J’avais déjà été frappé, en lisant les deux tomes de son Journal inutile, par le manque de grandeur, de
générosité de ce personnage, et par le peu de perspicacité de ses vues politiques. Toutes ses prévisions
ont été démenties par le Temps : il pensait encore, vers la fin des années 70, que les communistes
prendraient le pouvoir en Espagne, en France et que toute la Méditerranée tomberait en main
soviétique. Même absence de vista dans cette Correspondance : ses prévisions socio-économiques ne
valent pas mieux que ses prévisions politiques. – Nous aurons toujours à subir, d’ailleurs, ces esprits
faux et virtuoses qui sont et qui ont toujours été légion : politiciens, historiens sûrs d’eux-mêmes,
arrogants, péremptoires ! La politique suisse et fribourgeoise, comme on vient de le voir, n’est pas
épargnée.
En fait, Morand ne s’est pas remis du choix qu’il a fait, en 1940, de la légalité pétainiste. Son
odieux antisémitisme l’aveugle au point qu’il ne semble jamais s’apercevoir, alors qu’il parle
continuellement de la période de l’Occupation et du nazisme, que 6 millions de Juifs ont été
exterminés : c’est la tache aveugle de sa pensée ! Il faut que Chardonne, si pondéré, et qui essuie
régulièrement les remarques de Morand, exprime à un certain moment son désaccord (ce sera le seul
de cette correspondance) : « Vous savez qu’il y a un point sur lequel nous différons profondément
[…] La persécution juive à travers les âges [qui] est pour moi la honte de l’humanité. Bien plus, ce
cancer, et cela seulement, me donne la honte d’être un homme. Le pire peut-être, dans ce crime
permanent, c’est la stupidité. […] » Réflexion qui n’appellera ni accusé réception, ni contestation de
son correspondant ! Il continuera comme devant !

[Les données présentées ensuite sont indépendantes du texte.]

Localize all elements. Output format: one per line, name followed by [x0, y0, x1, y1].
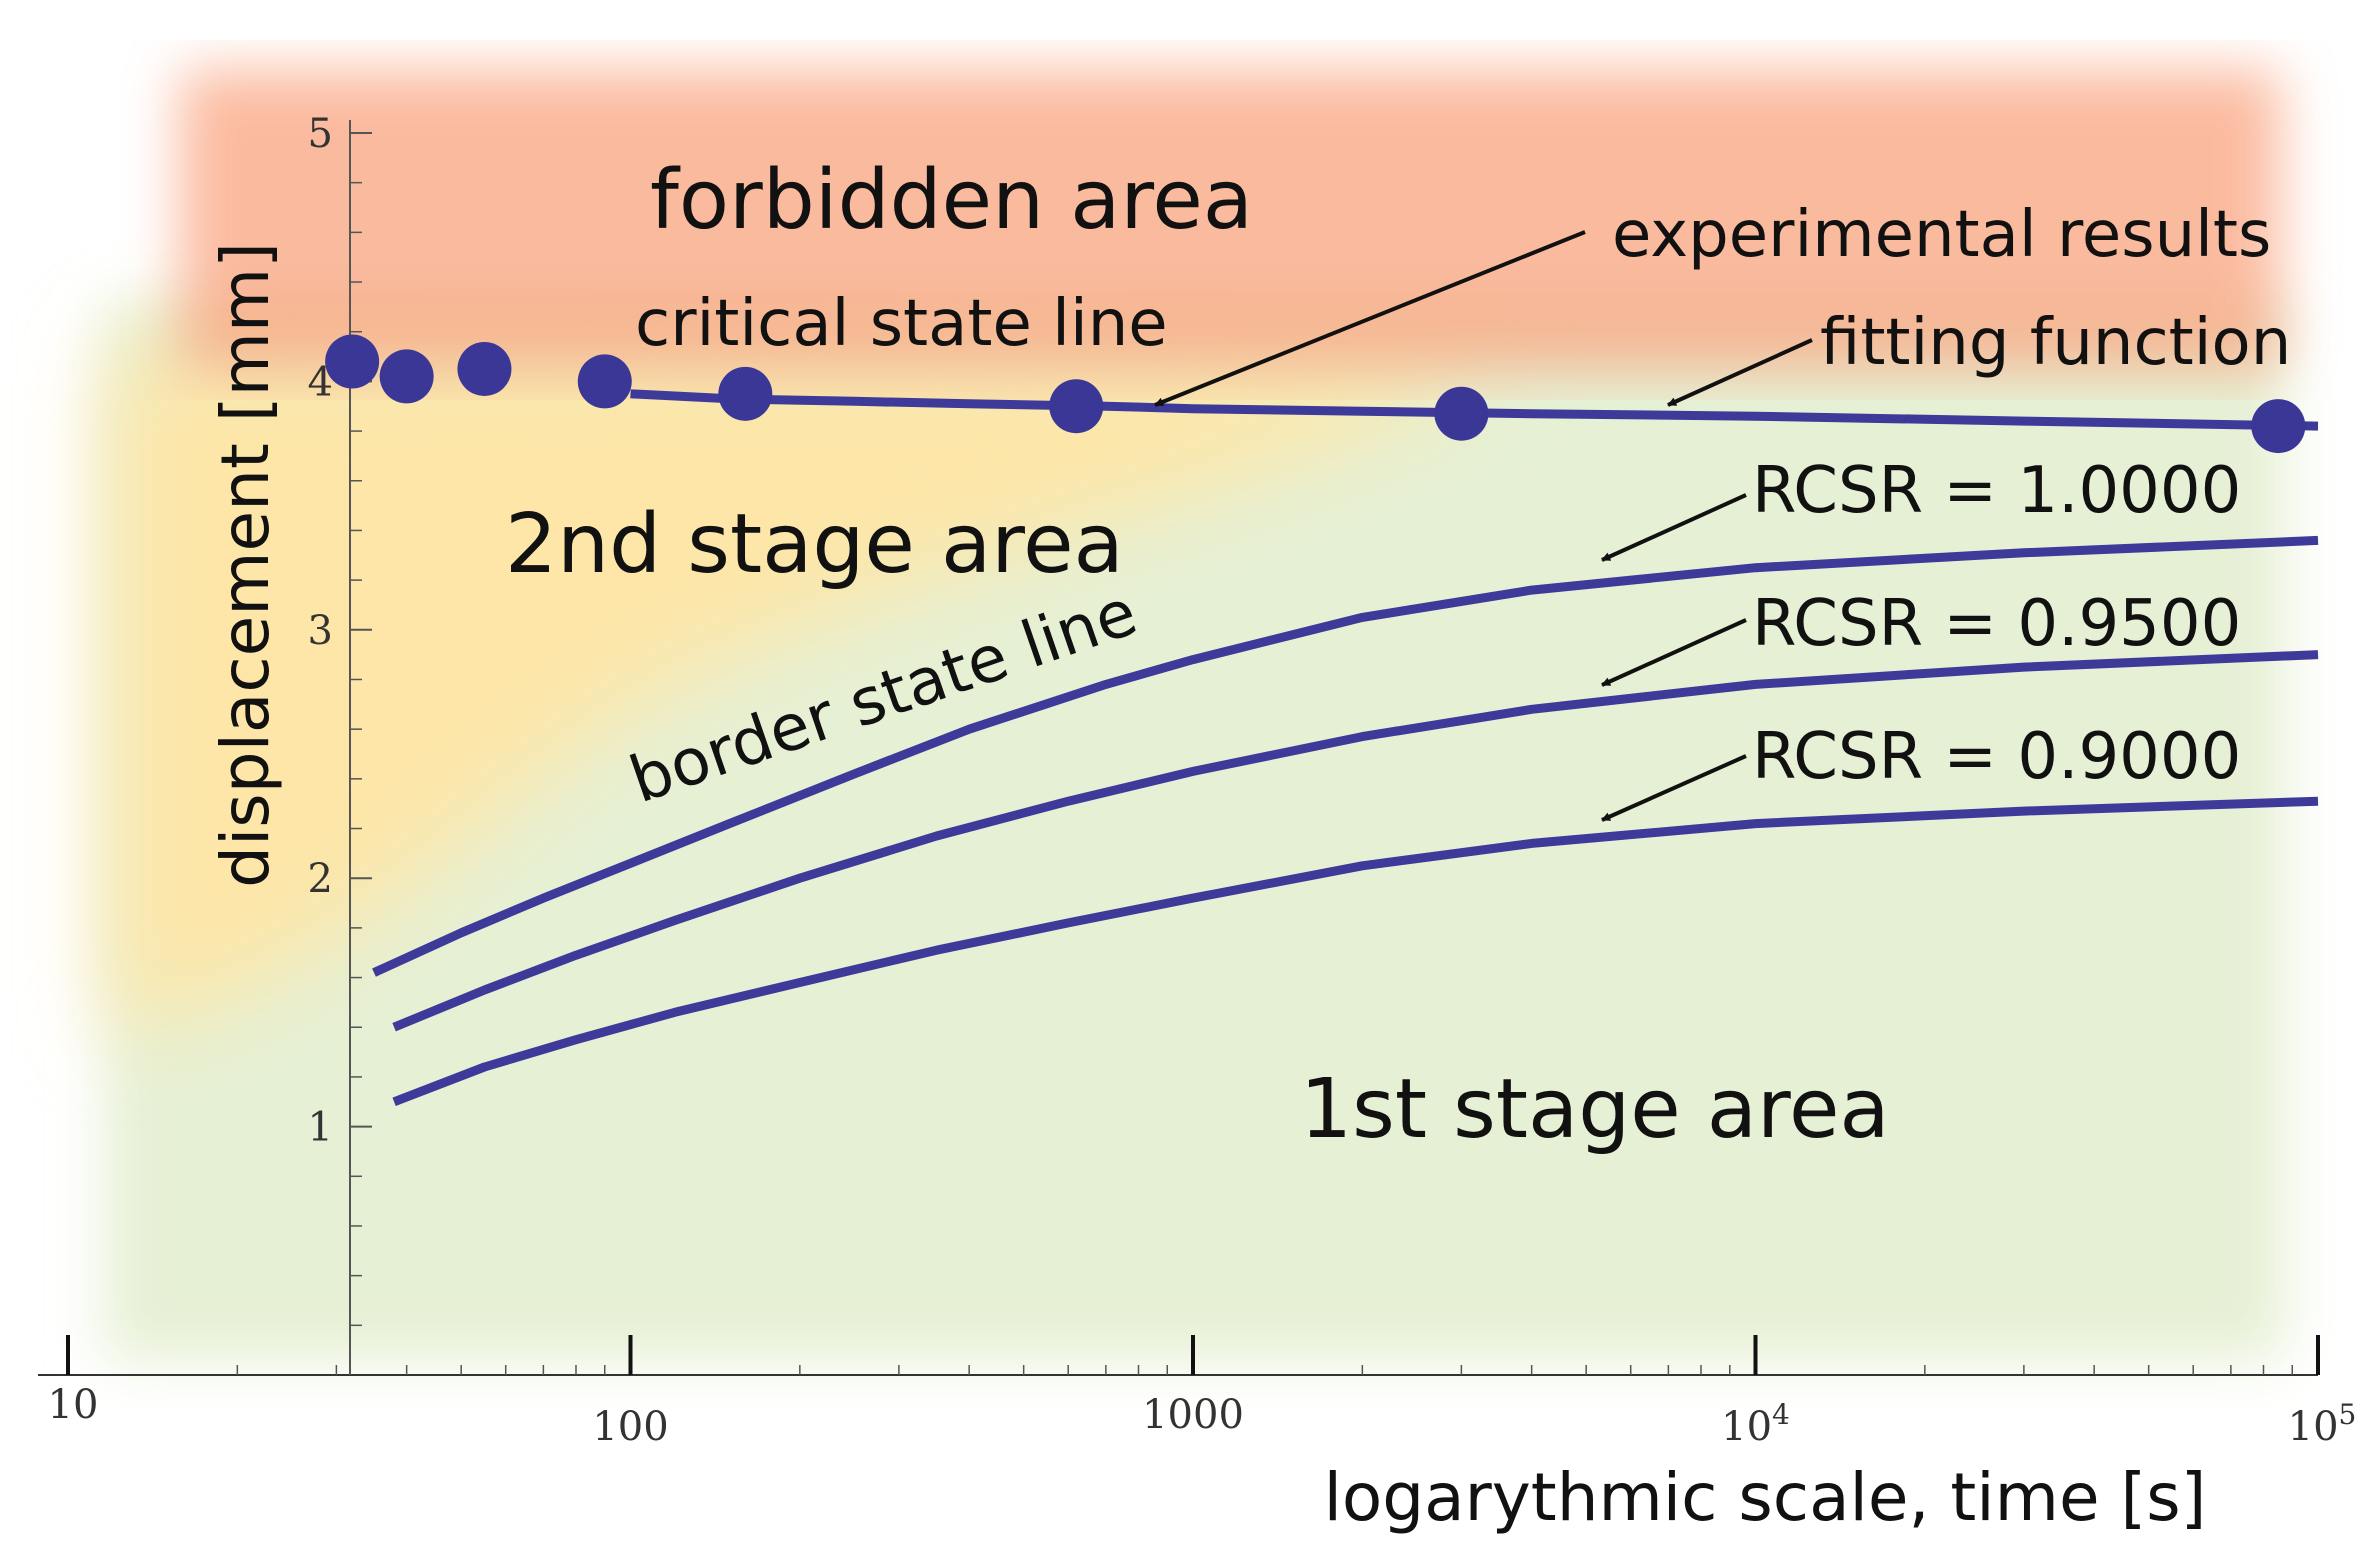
rcsr-line: [392, 796, 2319, 1106]
experimental-points: [325, 334, 2306, 454]
rcsr-line: [392, 650, 2319, 1032]
y-tick-label: 1: [308, 1105, 333, 1151]
x-axis-title: logarythmic scale, time [s]: [1324, 1459, 2207, 1536]
first-stage-area-label: 1st stage area: [1300, 1062, 1890, 1157]
series-lines: [372, 389, 2319, 1106]
fitting-function-line: [630, 389, 2319, 431]
experimental-point: [718, 366, 773, 421]
y-axis-title: displacement [mm]: [207, 242, 284, 888]
fitting-function-arrow: [1667, 338, 1813, 407]
critical-state-line-label: critical state line: [635, 287, 1168, 361]
experimental-point: [2251, 399, 2306, 454]
experimental-point: [1049, 379, 1104, 434]
fitting-function-label: fitting function: [1820, 306, 2291, 380]
experimental-point: [325, 334, 380, 389]
y-tick-label: 2: [308, 856, 333, 902]
x-tick-label: 10: [48, 1382, 99, 1428]
x-tick-label: 100: [592, 1404, 668, 1450]
rcsr-09-label: RCSR = 0.9000: [1752, 720, 2241, 794]
y-tick-label: 5: [308, 111, 333, 157]
annotations: experimental results fitting function RC…: [1154, 198, 2291, 822]
experimental-point: [457, 341, 512, 396]
experimental-results-arrow: [1154, 230, 1586, 407]
experimental-point: [577, 354, 632, 409]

Morand sait bien, en 1959, que la guerre d’Algérie coûte un milliard de francs par jour à la
France et va la ruiner (« Toute notre substance y passera », écrit-il page 621) mais, par incohérence et
fanatisme, il ne peut admettre que le Général de Gaulle propose l’autodétermination aux Algériens,
qu’il considère comme une défaite. Il refuse d’admettre la scélératesse du colonialisme, et par
conséquent le génie réaliste du Général, dont l’indépendance d’esprit, la hauteur de vue, la droiture et
l’intelligence de l’Histoire le révulsent.
Ce qui est singulier, c’est que cet inéquitable écrivain, si retors et de mauvaise foi, retient
l’attention par la vivacité de son esprit, un pouvoir, un don d’expression – qui fait que nous préférons
sa mauvaise compagnie à celle d’écrivains, peu doués quoique méritants, qui nous assomment de leurs
platitudes et de leurs bonnes intentions.
Je me faisais ces remarques pour opposer Morand à quelques écrivains singuliers et géniaux,
qui me tiennent à cœur non seulement pour leur don et leur style, mais aussi pour leur droiture, leur
honnêteté, et finalement leur générosité. Ceux-ci nous guident, orientent nos jugements, associent
l’humanité de leur point de vue à une liberté d’expression, une indépendance intellectuelle presque
toujours opposée à l’opinion momentanément dominante, à ce que Barthes appelait la doxa.
Montaigne appartenait à cette catégorie. Au XXe siècle nous avons eu Jean Paulhan et Marguerite
Yourcenar dont j’admire le jugement et la rectitude morale, et aujourd’hui Pierre Bergounioux dont la
droiture et la générosité forment comme un haut récif soutenant les valeurs humanistes dans la
tempête néo-libérale qui dévaste le monde actuel.
On connait certes des œuvres infâmes, mais la littérature par tradition a toujours porté les
hautes valeurs de l’humanité et c’est bien là qu’elles se réfugient aujourd’hui.